For harshness to my people’.

As poetry goes, it’s pretty prosy, but his sentiment is unmistakable, and unusual for its time. And while his critics are all anonymous, Vowles' work is still available to a curious reader today.

Critics may even debate whether Chubb’s circulation of a poem at a private function counts as the first publication of a poem in the newly formed state. In any event, given that the Ode was not circulated in that form until the 20th, it is probably not the first poem published after separation. That honour probably belongs to ‘Stylus’ whose poem ‘To Lady Bowen’ appeared in the Courier, of 17 December 1859, 3 days before the circulation of Chubb’s Ode. Contemporary critics also doubted whether Vowles was really the first ‘native born’ Queensland poet.[15]

It doesn’t much matter. They are certainly among the first, and what they left behind informs and enriches us today. Good luck to them.

 

Only books to buy: Chubb, C.F., Fugitive Pieces, Brisbane, Warwick and Sapsford, 1881, Vowles, G, Sunbeams in Queensland, Brisbane, Rogers and Harley, 1870.

Further reading: Clarke, C.G.D. The Chubbs – Separation and since, Royal Historical Society of Queensland Year Book of Proceedings, Vol VIII, no.3 (1967-68), p460. Annand, P. Chubb’s Ode, an historical note, Makar, Vol 7, No4, Dec 1971, p12. ‘George Vowles, Obituary’ in The Queenslander, 29 November 1928, p22.

 

[1] Hadgraft, C., Queensland and its writers, Brisbane, University of Queensland Press, 1959, p 1.

[2] Ibid, p5.

[3] ‘Cricket Match’ Moreton Bay Courier, 10 December 1859, p2.

[4] ‘Local Intelligence’ The North Australian, 6 December 1859, p3.

[5] Letters to the Editor, Moreton Bay Courier, 8 December 1859, p2.

[6] Annand, P, Chubb’s Ode, An historical note, Makar, Vol 7, No 4, December 1971, p12.

[7] ‘Local Intelligence’ op cit.

[8] Brisbane, Warwick& Sapsford, 1881.

[9] Queensland Times, 20 December 1881, p3.

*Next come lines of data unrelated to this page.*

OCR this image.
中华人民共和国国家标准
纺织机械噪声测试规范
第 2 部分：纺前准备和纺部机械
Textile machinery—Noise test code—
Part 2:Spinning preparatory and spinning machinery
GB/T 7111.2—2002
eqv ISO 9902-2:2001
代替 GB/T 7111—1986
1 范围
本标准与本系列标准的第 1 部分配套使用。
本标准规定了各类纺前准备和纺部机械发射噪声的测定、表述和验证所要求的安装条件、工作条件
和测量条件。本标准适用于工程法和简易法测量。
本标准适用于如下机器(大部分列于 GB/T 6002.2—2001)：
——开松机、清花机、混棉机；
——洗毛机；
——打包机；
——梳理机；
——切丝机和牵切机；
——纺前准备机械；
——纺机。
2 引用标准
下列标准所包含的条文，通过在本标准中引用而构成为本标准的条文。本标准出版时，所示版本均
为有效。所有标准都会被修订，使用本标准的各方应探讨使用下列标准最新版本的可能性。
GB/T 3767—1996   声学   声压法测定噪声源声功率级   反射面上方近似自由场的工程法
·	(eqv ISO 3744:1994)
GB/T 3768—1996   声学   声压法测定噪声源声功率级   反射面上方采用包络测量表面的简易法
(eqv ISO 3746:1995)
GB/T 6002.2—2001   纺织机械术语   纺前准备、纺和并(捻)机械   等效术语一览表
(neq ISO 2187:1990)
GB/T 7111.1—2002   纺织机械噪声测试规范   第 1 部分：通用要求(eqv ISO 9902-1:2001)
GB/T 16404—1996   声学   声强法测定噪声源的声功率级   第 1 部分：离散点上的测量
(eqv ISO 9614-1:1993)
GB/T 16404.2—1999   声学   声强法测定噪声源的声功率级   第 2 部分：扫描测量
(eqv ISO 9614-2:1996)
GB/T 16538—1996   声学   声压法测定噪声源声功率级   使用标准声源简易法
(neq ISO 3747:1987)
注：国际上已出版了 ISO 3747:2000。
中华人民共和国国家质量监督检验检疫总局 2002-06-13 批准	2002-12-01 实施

[10] A pidgin expression for ‘sugar bag’ or more likely wild honey.

[11] Haunts of Brisbane website: A Tale of one Red Cow http://hauntsofbrisbane.blogspot.com/2012/04/ accessed 20/3/21.

[12] A “Native” Octogenarian, The Queenslander, 18 October 1928, p61.

[13] ‘Mr George Vowles’ The Queenslander, 29 November 1928, p22.

[14] Freeman’s Journal, Sat 30 July 1870, p11. See also the review which appeared in The Australasian, Melbourne, 23 July 1870, at p 3: ‘”I believe myself to be a poet,” says the author of these watery sunbeams in a brief preface to his work. We fear he is the founder of a faith which will never have more than one disciple’.

[15] See the review in the Freeman’s Journal, Sydney Saturday 30 July 1876, p11, ‘In the dedication we are told these are “the first poems of a native of Queensland” which we know is not the fact’.